HR 5018 would correct this deficiency. It would extend the exclusionary rule to real-time interception of email and to government seizure of email from an ISP while in storage waiting to be downloaded or read.
The Clinton Administration actually supported some extension of the exclusionary rule The Justice Department, however, argued that the exclusionary rule in 18 USC 2515 is too strict. This is not supported by the caselaw, from the Supreme Court on down.
Courts have held that when there is a violation of Title III that is of a constitutional magnitude, a good faith exception applies. Thus, the good faith exception has been applied to the failure of a judge to sign the wiretap order, US v. Moore, 41 F. 3d 370 (8th Cir. 1994), to inadequacies in the probable cause showing, US v. Millan, 817 F. Supp. 1072, 1078 (S.D. N.Y. 1993), and to other defects. See, e.g., US v. Ferrara, 771 F. Supp. 1266, 1314 (D. Mass 1991).

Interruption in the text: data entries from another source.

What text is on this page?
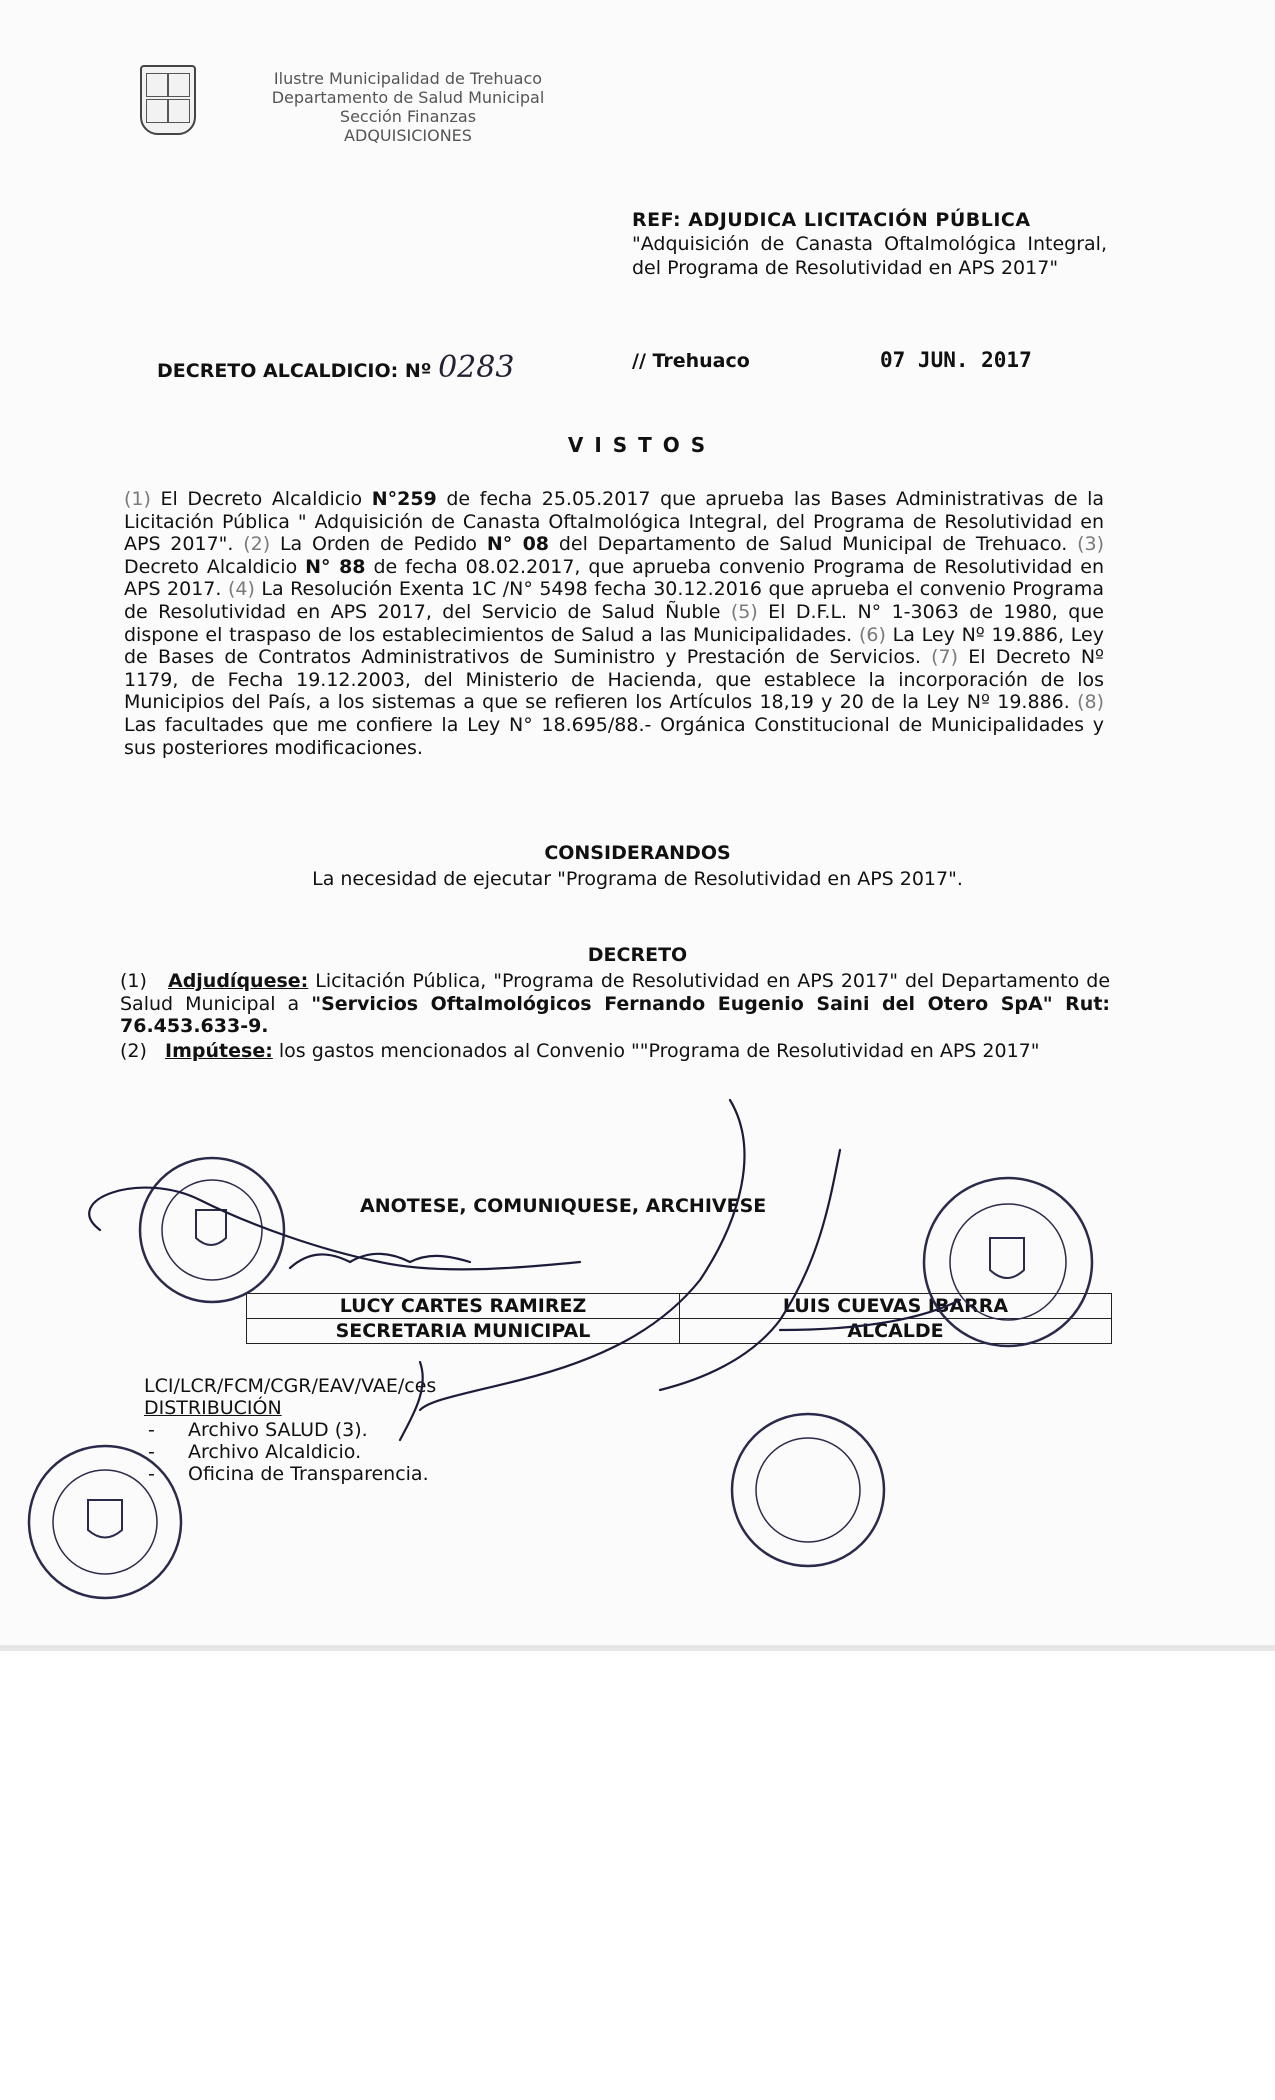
Ilustre Municipalidad de Trehuaco
Departamento de Salud Municipal
Sección Finanzas
ADQUISICIONES
REF: ADJUDICA LICITACIÓN PÚBLICA
"Adquisición de Canasta Oftalmológica Integral, del Programa de Resolutividad en APS 2017"
DECRETO ALCALDICIO: Nº 0283	// Trehuaco	07 JUN. 2017
V I S T O S
(1) El Decreto Alcaldicio N°259 de fecha 25.05.2017 que aprueba las Bases Administrativas de la Licitación Pública " Adquisición de Canasta Oftalmológica Integral, del Programa de Resolutividad en APS 2017". (2) La Orden de Pedido N° 08 del Departamento de Salud Municipal de Trehuaco. (3) Decreto Alcaldicio N° 88 de fecha 08.02.2017, que aprueba convenio Programa de Resolutividad en APS 2017. (4) La Resolución Exenta 1C /N° 5498 fecha 30.12.2016 que aprueba el convenio Programa de Resolutividad en APS 2017, del Servicio de Salud Ñuble (5) El D.F.L. N° 1-3063 de 1980, que dispone el traspaso de los establecimientos de Salud a las Municipalidades. (6) La Ley Nº 19.886, Ley de Bases de Contratos Administrativos de Suministro y Prestación de Servicios. (7) El Decreto Nº 1179, de Fecha 19.12.2003, del Ministerio de Hacienda, que establece la incorporación de los Municipios del País, a los sistemas a que se refieren los Artículos 18,19 y 20 de la Ley Nº 19.886. (8) Las facultades que me confiere la Ley N° 18.695/88.- Orgánica Constitucional de Municipalidades y sus posteriores modificaciones.
CONSIDERANDOS
La necesidad de ejecutar "Programa de Resolutividad en APS 2017".
DECRETO
(1) Adjudíquese: Licitación Pública, "Programa de Resolutividad en APS 2017" del Departamento de Salud Municipal a "Servicios Oftalmológicos Fernando Eugenio Saini del Otero SpA" Rut: 76.453.633-9.
(2) Impútese: los gastos mencionados al Convenio ""Programa de Resolutividad en APS 2017"
ANOTESE, COMUNIQUESE, ARCHIVESE
LUCY CARTES RAMIREZ	LUIS CUEVAS IBARRA
SECRETARIA MUNICIPAL	ALCALDE
LCI/LCR/FCM/CGR/EAV/VAE/ces
DISTRIBUCIÓN
- Archivo SALUD (3).
- Archivo Alcaldicio.
- Oficina de Transparencia.
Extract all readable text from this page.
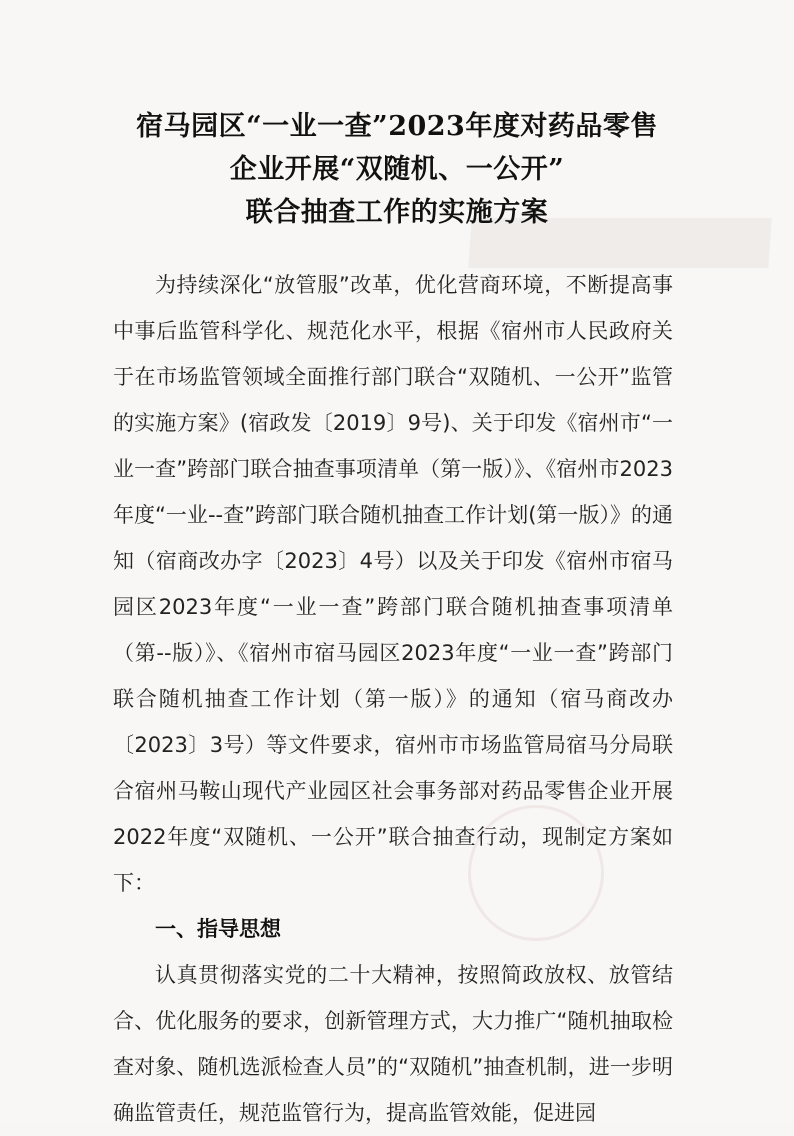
宿马园区“一业一查”2023年度对药品零售
企业开展“双随机、一公开”
联合抽查工作的实施方案

为持续深化“放管服”改革，优化营商环境，不断提高事中事后监管科学化、规范化水平，根据《宿州市人民政府关于在市场监管领域全面推行部门联合“双随机、一公开”监管的实施方案》(宿政发〔2019〕9号)、关于印发《宿州市“一业一查”跨部门联合抽查事项清单（第一版）》、《宿州市2023年度“一业--查”跨部门联合随机抽查工作计划(第一版）》的通知（宿商改办字〔2023〕4号）以及关于印发《宿州市宿马园区2023年度“一业一查”跨部门联合随机抽查事项清单（第--版）》、《宿州市宿马园区2023年度“一业一查”跨部门联合随机抽查工作计划（第一版）》的通知（宿马商改办〔2023〕3号）等文件要求，宿州市市场监管局宿马分局联合宿州马鞍山现代产业园区社会事务部对药品零售企业开展2022年度“双随机、一公开”联合抽查行动，现制定方案如下：

一、指导思想

认真贯彻落实党的二十大精神，按照简政放权、放管结合、优化服务的要求，创新管理方式，大力推广“随机抽取检查对象、随机选派检查人员”的“双随机”抽查机制，进一步明确监管责任，规范监管行为，提高监管效能，促进园
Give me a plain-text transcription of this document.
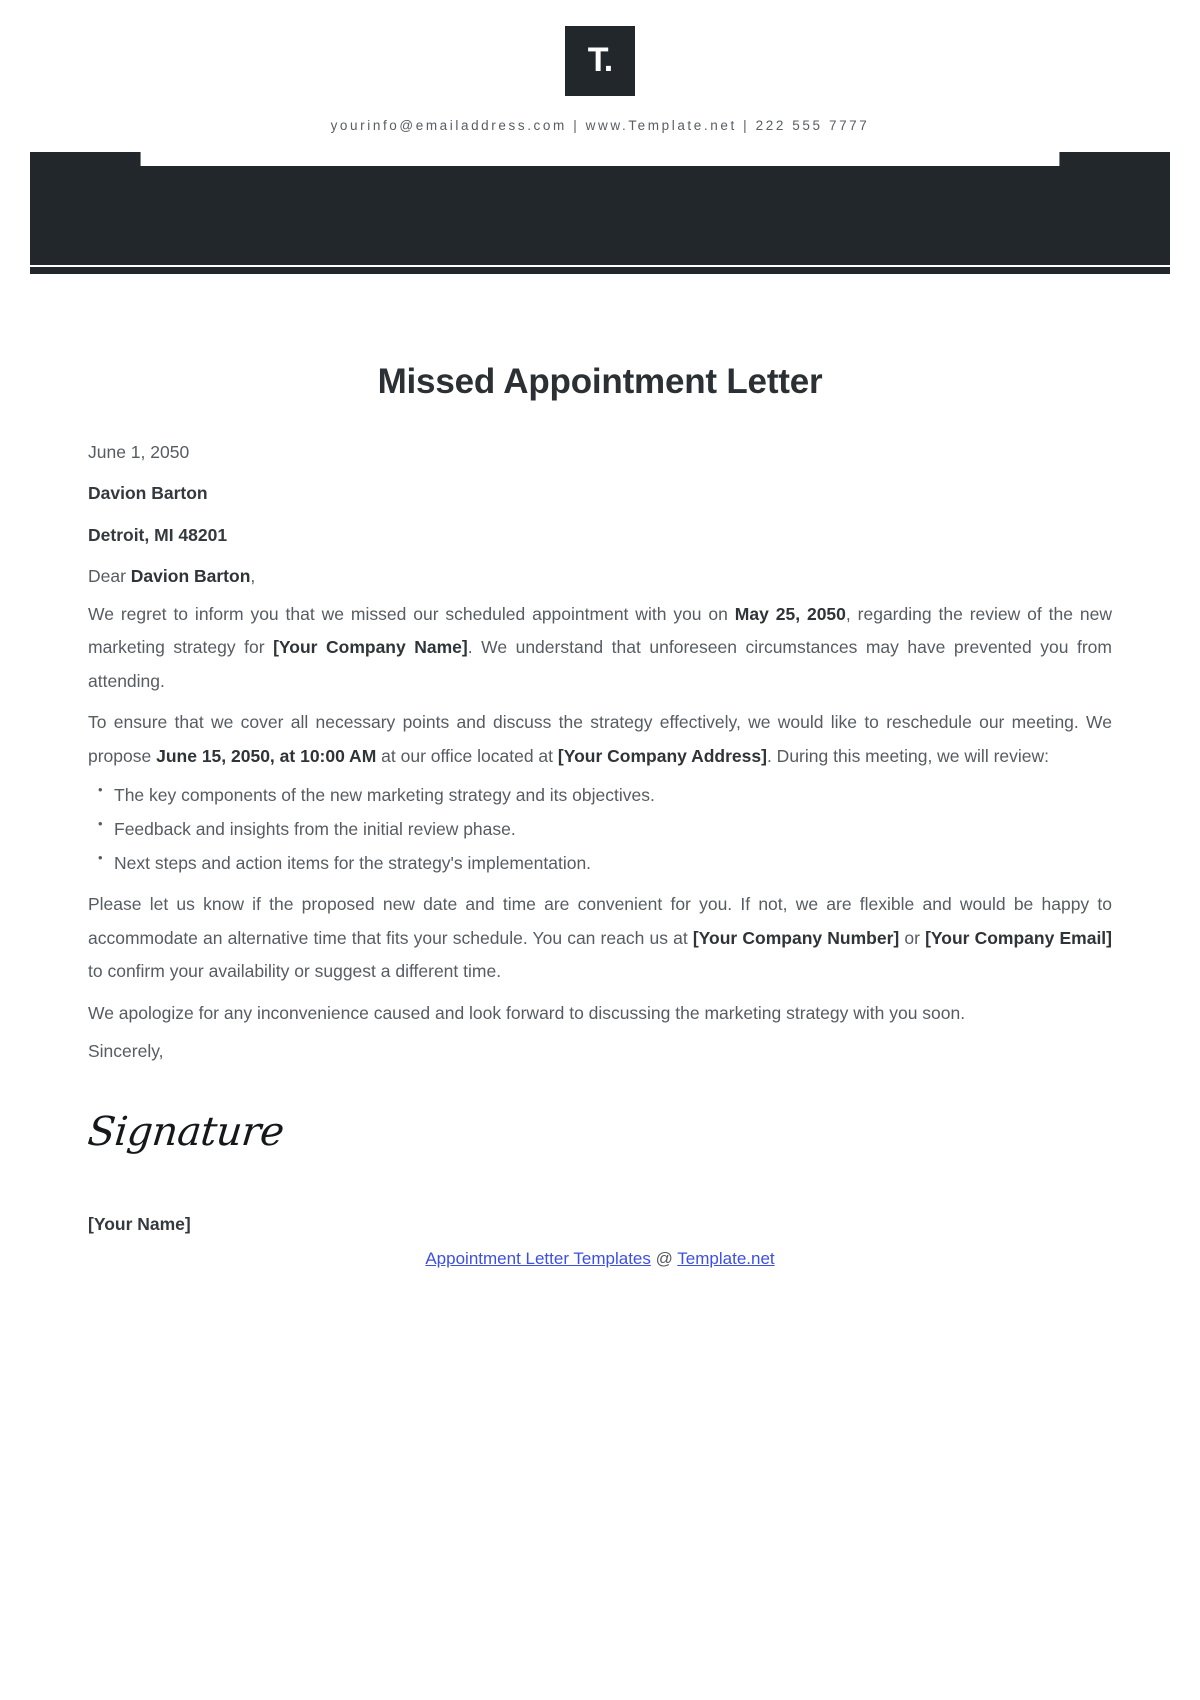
T.
yourinfo@emailaddress.com | www.Template.net | 222 555 7777
Missed Appointment Letter
June 1, 2050
Davion Barton
Detroit, MI 48201
Dear Davion Barton,

We regret to inform you that we missed our scheduled appointment with you on May 25, 2050, regarding the review of the new marketing strategy for [Your Company Name]. We understand that unforeseen circumstances may have prevented you from attending.

To ensure that we cover all necessary points and discuss the strategy effectively, we would like to reschedule our meeting. We propose June 15, 2050, at 10:00 AM at our office located at [Your Company Address]. During this meeting, we will review:

• The key components of the new marketing strategy and its objectives.
• Feedback and insights from the initial review phase.
• Next steps and action items for the strategy's implementation.

Please let us know if the proposed new date and time are convenient for you. If not, we are flexible and would be happy to accommodate an alternative time that fits your schedule. You can reach us at [Your Company Number] or [Your Company Email] to confirm your availability or suggest a different time.

We apologize for any inconvenience caused and look forward to discussing the marketing strategy with you soon.

Sincerely,
Signature
[Your Name]
Appointment Letter Templates @ Template.net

Moreover, as to non-constitutional violations of Title III, the Supreme Court has held that evidence cannot be excluded under 2515 for minor or technical violations. The Court held in United States v. Giordano, 416 US 505, 527 (1974) that suppression under 2515 is required only for "failure to satisfy any of those statutory requirements that directly and substantially implement the congressional intention to limit the use of intercept procedures to those situations clearly calling for the employment of this extraordinary investigative technique." In determining whether suppression is warranted, courts must examine whether the violated statutory requirement occupies "a central role in the statutory scheme." Id. at 528. See also US v. Chavez, 416 US 562, 578 (1974).
As one leading treatise says, "many violations of the requirements of Title III will lead to either no suppression or only partial suppression. ... In most jurisdictions there are relatively few violations which will lead to the ultimate and absolute sanction of complete suppression of all surveillance evidence. ... In many instances the government has disregarded procedural protections established by sec. 2518 without affecting the admissibility of the eavesdropping evidence." Carr, The Law of Electronic Surveillance, Sec. 6.3.
These cases show that Congress should consider strengthening the statutory exclusion rule in light of its erosion by the courts, and certainly show that the Justice Department's opposition is unsupported.